Anthony Stevens (pictured below) is the founder and CEO of Digital Asset Ventures and co-author of Chasing Digital: A Playbook for the New Economy. In this guest post, Steven’s talks the value of pivoting when transforming any business digitally..
The word ‘pivot’ denotes a rapid change from one strategy to another, which quite often involves changing your business’s original strategy, its target market and its pricing. Most pre-digital incumbents don’t pivot, and perhaps don’t even know how to.
The pivot is mainly about risk and reward. Those making the decisions recognise that to continue as they are will yield a lower likelihood of long-term success. When a start-up pivots, it effectively abandons everything to do with its past strategy and approach in favour of a new direction.
It makes sense in this context, as there isn’t much for the start-up to lose, and keeping both strategies running in parallel would be an expensive distraction and would likely create confusion for prospective customers. But for an established business, the pivot requires deeper consideration, as millions (or billions) of dollars in revenue and thousands of jobs may be at stake.
How do you pivot with losing momentum?
So, as the leader of an established business, the question you need to ask is: how do we pivot without compromising our entire operation? A successful pivot would, in the medium term, mean changing the nature of the product or service offered to meet new and emerging demands, while in the short term continuing to exploit current resources and investments.
It becomes a juggling act of sorts that involves digitally optimising your existing economic engine, so as to squeeze as much as possible out of it, while building out your new economic growth engine to meet new demands. I refer to these two engines as Engine A and Engine B. The idea is to serve your current customers while also building out the capabilities to meet the needs of your future customers, even if these sets of customers are the same.
From A to B: Why two engines are better than one
Innovation consultant Scott Anthony refers to this approach as dual transformation. It is essential to make the distinction between your Engine A and Engine B, because monolithic transformation is simply too big a task when you’re dealing with thousands of employees, expectant shareholders and legacy systems. This twofold approach has its own challenges and complexities, but will help you create an organisational design that remains relevant well into the digital future.
Two engines are better than one if you want your business to stay in the air. Over time, resources should move from Engine A – your current economic engine – to Engine B, which is focused solely on creating new revenue streams. This will help drive scale.

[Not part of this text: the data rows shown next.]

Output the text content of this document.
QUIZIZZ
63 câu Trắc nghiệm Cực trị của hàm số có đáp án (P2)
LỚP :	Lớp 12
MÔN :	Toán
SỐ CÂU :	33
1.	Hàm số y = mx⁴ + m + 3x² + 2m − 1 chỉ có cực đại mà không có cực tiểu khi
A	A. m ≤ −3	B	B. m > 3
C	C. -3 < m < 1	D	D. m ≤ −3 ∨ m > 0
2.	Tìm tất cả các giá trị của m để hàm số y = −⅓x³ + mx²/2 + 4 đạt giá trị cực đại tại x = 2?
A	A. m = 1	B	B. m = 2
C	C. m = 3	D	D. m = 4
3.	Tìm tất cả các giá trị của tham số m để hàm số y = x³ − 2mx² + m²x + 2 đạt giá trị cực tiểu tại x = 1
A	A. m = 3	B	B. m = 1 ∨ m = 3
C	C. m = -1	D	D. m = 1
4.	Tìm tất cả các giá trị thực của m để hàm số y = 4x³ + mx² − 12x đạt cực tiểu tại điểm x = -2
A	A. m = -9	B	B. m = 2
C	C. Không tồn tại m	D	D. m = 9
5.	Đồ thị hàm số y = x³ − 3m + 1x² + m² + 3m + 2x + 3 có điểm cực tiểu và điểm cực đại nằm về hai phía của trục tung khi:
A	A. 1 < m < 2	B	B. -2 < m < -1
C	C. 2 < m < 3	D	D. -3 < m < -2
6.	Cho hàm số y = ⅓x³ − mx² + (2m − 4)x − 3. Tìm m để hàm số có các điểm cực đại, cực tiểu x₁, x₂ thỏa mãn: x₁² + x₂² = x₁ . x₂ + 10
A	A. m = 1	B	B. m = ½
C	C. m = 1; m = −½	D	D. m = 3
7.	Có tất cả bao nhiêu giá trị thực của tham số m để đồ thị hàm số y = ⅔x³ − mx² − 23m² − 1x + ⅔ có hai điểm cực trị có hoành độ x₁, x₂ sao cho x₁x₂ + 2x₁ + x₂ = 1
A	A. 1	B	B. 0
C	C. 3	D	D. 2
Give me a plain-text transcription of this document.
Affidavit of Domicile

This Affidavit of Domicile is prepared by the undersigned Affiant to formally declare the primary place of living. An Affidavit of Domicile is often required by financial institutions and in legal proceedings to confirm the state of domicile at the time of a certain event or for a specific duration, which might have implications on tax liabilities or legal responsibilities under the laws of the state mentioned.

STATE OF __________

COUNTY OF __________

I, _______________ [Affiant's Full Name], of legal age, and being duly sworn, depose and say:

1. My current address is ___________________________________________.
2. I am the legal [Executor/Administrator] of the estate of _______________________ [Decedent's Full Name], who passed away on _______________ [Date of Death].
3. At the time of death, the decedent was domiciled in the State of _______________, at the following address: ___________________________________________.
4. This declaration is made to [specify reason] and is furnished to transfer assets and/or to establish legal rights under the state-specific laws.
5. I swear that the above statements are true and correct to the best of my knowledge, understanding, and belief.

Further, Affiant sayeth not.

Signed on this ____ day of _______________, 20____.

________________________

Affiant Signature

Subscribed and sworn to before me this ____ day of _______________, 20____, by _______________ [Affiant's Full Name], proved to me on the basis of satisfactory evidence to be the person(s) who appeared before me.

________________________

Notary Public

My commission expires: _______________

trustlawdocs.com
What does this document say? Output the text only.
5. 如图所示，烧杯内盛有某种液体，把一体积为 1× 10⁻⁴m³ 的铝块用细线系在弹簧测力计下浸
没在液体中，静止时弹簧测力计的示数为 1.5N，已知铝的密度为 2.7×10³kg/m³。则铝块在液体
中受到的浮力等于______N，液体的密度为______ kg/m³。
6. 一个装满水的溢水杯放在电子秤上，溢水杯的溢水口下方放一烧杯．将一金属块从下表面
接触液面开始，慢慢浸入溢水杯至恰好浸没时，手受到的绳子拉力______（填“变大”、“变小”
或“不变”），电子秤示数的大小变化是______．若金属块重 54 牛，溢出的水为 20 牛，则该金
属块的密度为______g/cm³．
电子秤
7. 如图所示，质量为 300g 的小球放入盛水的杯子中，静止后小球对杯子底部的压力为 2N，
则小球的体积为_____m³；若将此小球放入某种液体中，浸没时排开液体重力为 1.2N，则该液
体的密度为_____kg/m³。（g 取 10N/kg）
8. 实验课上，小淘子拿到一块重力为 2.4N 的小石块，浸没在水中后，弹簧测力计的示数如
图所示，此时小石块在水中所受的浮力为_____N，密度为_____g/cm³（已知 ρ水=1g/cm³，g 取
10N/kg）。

There are four key areas you need to focus on with regard to Engine B:
- Support and empower your Engine B team. While your Engine B team should have complete autonomy, it should also leverage the capabilities, IP and resources of your core business. Your objective is that Engine B will eventually become your primary economic engine, so make sure you give it the right fuel to get out of first gear.
- Software will be at the heart of your value and delivery model. Software allows your business to scale exponentially and allows people to focus on high-value activities, such as customer relationships.
- A data-driven leadership mindset is key. Data’s ability to help drive operational performance or create new revenue streams is critical. Think about data first and everything else afterwards.
- Start on the demand side of your business. It has never been easier for your competitors to reach your customers, and for your customers to buy from your competitors. Therefore, it is now more critical than ever to focus your Engine B on your end customer.